Astonishingly, the idea had never occurred to her. She and Nick hadn’t had a typical courtship, hadn’t faced the everyday awkwardnesses of a couple coming together. Hell, they’d barely had much that counted as a date: dinner, a bottle of wine, small talk. All things that Nick must have done with Natalie years ago. She knew Cooper loved his children, but she’d always assumed that, romantically, he and Natalie were done.

“I’m not telling you what to do,” Natalie said. “Honestly, I don’t even know what I want. And you can’t claim a person like calling shotgun.” She paused, as if reconsidering, pondering doing exactly that.

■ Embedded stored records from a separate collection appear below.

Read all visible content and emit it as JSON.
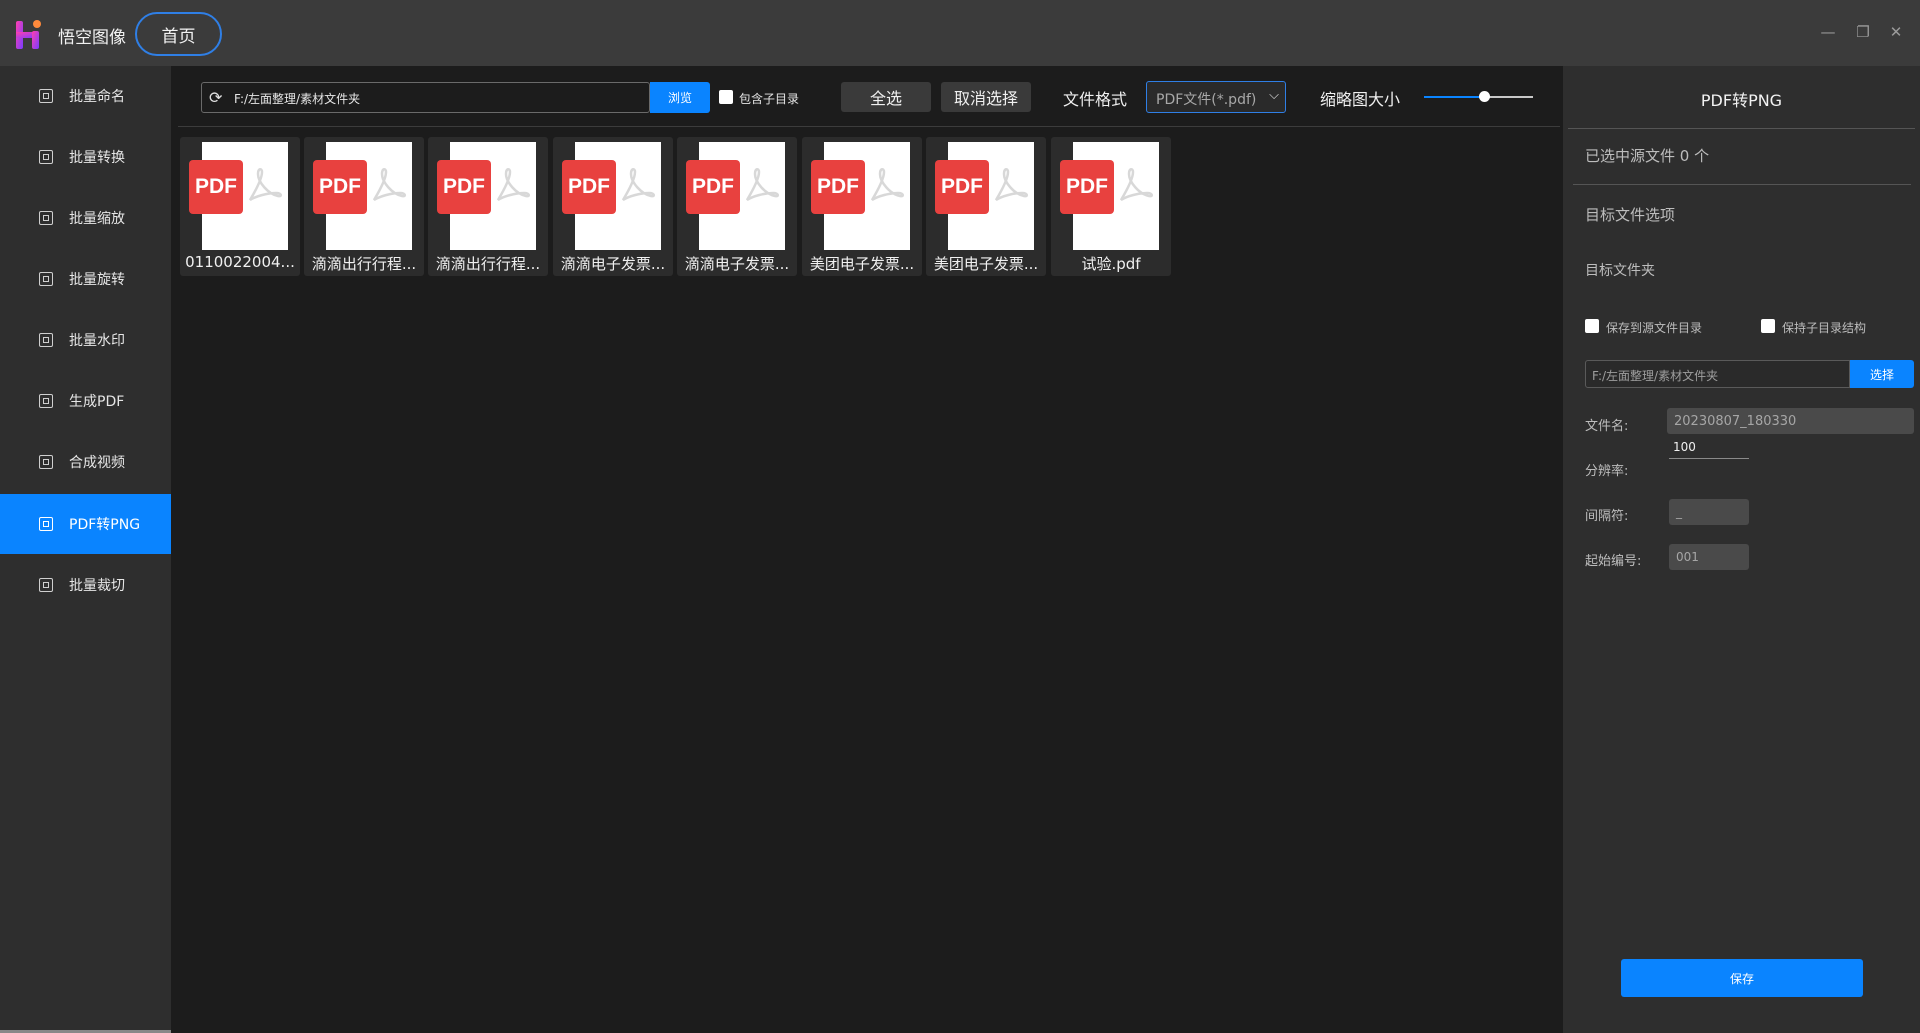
{
  "app": {
    "title": "悟空图像",
    "home_label": "首页"
  },
  "window_controls": [
    "minimize-icon",
    "restore-icon",
    "close-icon"
  ],
  "sidebar": {
    "items": [
      {
        "label": "批量命名",
        "icon": "rename-icon",
        "active": false
      },
      {
        "label": "批量转换",
        "icon": "convert-icon",
        "active": false
      },
      {
        "label": "批量缩放",
        "icon": "resize-icon",
        "active": false
      },
      {
        "label": "批量旋转",
        "icon": "rotate-icon",
        "active": false
      },
      {
        "label": "批量水印",
        "icon": "watermark-icon",
        "active": false
      },
      {
        "label": "生成PDF",
        "icon": "pdf-icon",
        "active": false
      },
      {
        "label": "合成视频",
        "icon": "video-icon",
        "active": false
      },
      {
        "label": "PDF转PNG",
        "icon": "pdf-to-png-icon",
        "active": true
      },
      {
        "label": "批量裁切",
        "icon": "crop-icon",
        "active": false
      }
    ]
  },
  "toolbar": {
    "path": "F:/左面整理/素材文件夹",
    "browse_label": "浏览",
    "include_subdir_label": "包含子目录",
    "select_all_label": "全选",
    "deselect_label": "取消选择",
    "format_label": "文件格式",
    "format_value": "PDF文件(*.pdf)",
    "thumb_size_label": "缩略图大小",
    "thumb_size_level": 0.55
  },
  "files": [
    {
      "name": "0110022004...",
      "badge": "PDF"
    },
    {
      "name": "滴滴出行行程...",
      "badge": "PDF"
    },
    {
      "name": "滴滴出行行程...",
      "badge": "PDF"
    },
    {
      "name": "滴滴电子发票...",
      "badge": "PDF"
    },
    {
      "name": "滴滴电子发票...",
      "badge": "PDF"
    },
    {
      "name": "美团电子发票...",
      "badge": "PDF"
    },
    {
      "name": "美团电子发票...",
      "badge": "PDF"
    },
    {
      "name": "试验.pdf",
      "badge": "PDF"
    }
  ],
  "panel": {
    "title": "PDF转PNG",
    "selected_count": "已选中源文件 0 个",
    "target_options_label": "目标文件选项",
    "target_folder_label": "目标文件夹",
    "save_to_source_label": "保存到源文件目录",
    "keep_structure_label": "保持子目录结构",
    "target_path": "F:/左面整理/素材文件夹",
    "choose_label": "选择",
    "filename_label": "文件名:",
    "filename_value": "20230807_180330",
    "resolution_label": "分辨率:",
    "resolution_value": "100",
    "separator_label": "间隔符:",
    "separator_value": "_",
    "start_number_label": "起始编号:",
    "start_number_value": "001",
    "save_label": "保存"
  }
}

And if she does, what then? Badly as you want Nick, are you going to get in the way of a woman trying to put her family back together?

Before Shannon could answer that question, something on the muted tri-d caught her eye. It wasn’t the speed and efficiency with which the paramedics were working on the figures on the floor. Nor was it the fact that she thought she recognized the restaurant. It wasn’t even the security team holding back a screaming woman.

It was that the screaming woman was Natalie.

Nick’s ex-wife followed her gaze, saw the video. She winced. “I need to get back. My son is still—”

“Natalie,” Shannon said, “what happened?”

“A man attacked us yesterday morning at breakfast. He was after Nick, but Todd got in the way.”

“Oh my God.” Her hand flew to her mouth. “Is he—”

“He’s in a coma, but they say he’s going to be okay.” Natalie said the words steadily, facing them. She was strong, no question about that. “We were lucky. If this had happened anywhere else, Cooper would be dead.”

Natalie told the story in clipped sentences: The assassin taking down the guards like they weren’t there. Stabbing Nick. His heart stopping. The medics, not regular first responders but elite doctors in Epstein’s employ, somehow suspending his fading metabolic processes, then transporting him to a clinic for a surgery that sounded like science fiction. Nick waking to find his son in a coma and his country tearing itself apart. All of it happening while Shannon was unaware, while she tramped back from the airport and booked this suite and collapsed into bed.

“Can I see him?” Shannon started for the bedroom. “Let me get dressed.”

“He’s gone.”

She paused, turned slowly. “Gone?”

“Epstein is arranging a jet for him. He’s trying to get to Ohio.”

“He’s . . . what?”

Natalie’s exhale wasn’t quite a laugh. “Yeah.”

“Why?”

“There’s a scientist who has developed something extraordinary. Something Nick thinks might be able to prevent war.”

“I know,” Shannon said, “I’m the one who told Nick about it.” Not a jab, she told herself, not an attack, but there was nothing wrong with claiming her space. Natalie had history with Nick; she had this, this strange, intense life they both lived on the edge, and it wasn’t nothing.